Il Dittico del cristianesimo comprende, oltre a La malattia mortale, L’Esercizio del cristianesimo, anch’esso firmato con lo pseudonimo di Anti-Climacus. Scritto nel 1850, è l’ultima delle opere pseudonime; infatti i Discorsi edificanti, che sono ad esse successivi, sono firmati da Kierkegaard con il suo vero nome. La seconda delle tre parti che lo compongono è dedicata all’analisi dello scandalo inteso come categoria, cioè come concetto in base al quale ordinare e interpretare l’esperienza, in questo caso religiosa, dell’uomo. Lo scandalo del cristianesimo consiste nell’unione di Dio, mediante l’incarnazione, con ogni singolo individuo. Secondo Kierkegaard l’accettazione del cristianesimo e dell’incarnazione significa far entrare Dio nella vita di ogni uomo, costringendolo a pensare la sua intera esistenza in termini nuovi e secondo nuove categorie. Nella terza parte di L’esercizio del cristianesimo ricorre la frase: “Dall’alto egli attirerà tutti a sé” da un versetto del Vangelo di Giovanni. Il significato di questo monito é che il cristianesimo deve essere inteso come una trasfigurazione della vita, un allontanamento dal mondo per andare verso Cristo, dimenticando tutto ciò che lega alle cose terrene. In nome di un cristianesimo vissuto, Kierkegaard critica la Chiesa trionfante, la Chiesa istituzionalizzata, il cristianesimo inteso come abitudine e come semplice appendice a una vita che non ne é però trasformata. Nel pensiero di Kierkegaard il cristianesimo é piuttosto un’esperienza esistenziale profonda, che coinvolge la totalità dell’individuo. A questo tema sono dedicati i Discorsi edificanti, che tuttavia non hanno avuto sul piano filosofico un’influenza paragonabile a quella degli scritti precedenti. Tuttavia essi hanno costituito un punto di riferimento importante per la teologia protestante del Novecento ed é significativo che siano gli unici scritti firmati da Kierkegaard con il suo vero nome. Nel gioco dei diversi pseudonimi, a cui egli da tanta importanza, é come se avesse voluto tentare varie possibilità di riflessione partendo da punti di vista diversi, per affidare infine a questo scritto l’espressione più autentica del suo pensiero.
Kierkegaard e la polemica con la Chiesa danese.

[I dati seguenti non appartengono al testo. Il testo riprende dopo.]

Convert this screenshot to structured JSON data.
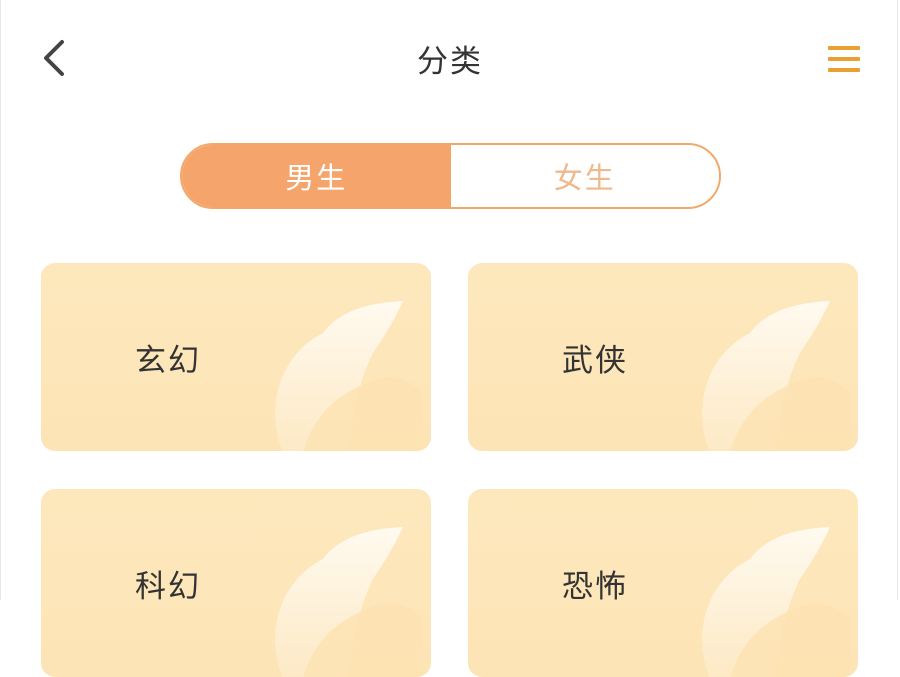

Kierkegaard dà grande importanza alla dimensione interiore della religiosità, secondo una concezione tipicamente di stampo agostiniano, e si pone in aperto contrasto con la gerarchia ecclesiastica e con la religione istituzionale del proprio tempo. Il rapporto con il vescovo Mynster, capo della Chiesa luterana danese, é conflittuale senza tuttavia giungere mai a una vera e propria rottura. Kierkegaard gli rimprovera i compromessi con il potere politico. Egli vorrebbe un cristianesimo rigoroso, che costituisca il centro dell’esistenza dei fedeli e della loro coscienza, piuttosto che un insieme di pratiche esteriori e di accordi con lo Stato, visto che in Danimarca il cristianesimo é la religione ufficiale. Secondo Kierkegaard Mynster commette lo stesso errore di Hegel: cerca di conciliare il cristianesimo con la società, mentre il cristianesimo é, nella sua essenza, scandalo e paradosso. Secondo Kierkegaard infatti il cristianesimo non va spiegato o capito, ma vissuto, e deve diventare il cuore dell’esistenza del credente. Dopo il ’48 Mynster mostra inoltre anche qualche apertura verso le nuove istanze democratiche, profondamente rifiutate da Kierkegaard, aumentando così le ragioni del contrasto. La polemica con la Chiesa ufficiale diventa scontro aperto nel 1854 quando, dopo la morte di Mynster, gli succede come capo della Chiesa danese il vescovo Martensen, un teologo di formazione hegeliana. Kierkegaard fonda una rivista, “Il momento” e scriverà personalmente tutti gli articoli dei nove fascicoli pubblicati, dalle cui pagine attacca le posizioni di Martensen, ma soprattutto la collusione della Chiesa con lo Stato, il cristianesimo di facciata disposto a conciliarsi con una vita non cristiana, la mancanza di una dimensione interiore che coinvolga totalmente l’esistenza del singolo credente. La sua battaglia viene interrotta dalla morte, nell’imminenza della quale, come ultimo atto di rottura, rifiuta i sacramenti offertigli da un ministro della Chiesa luterana di Stato.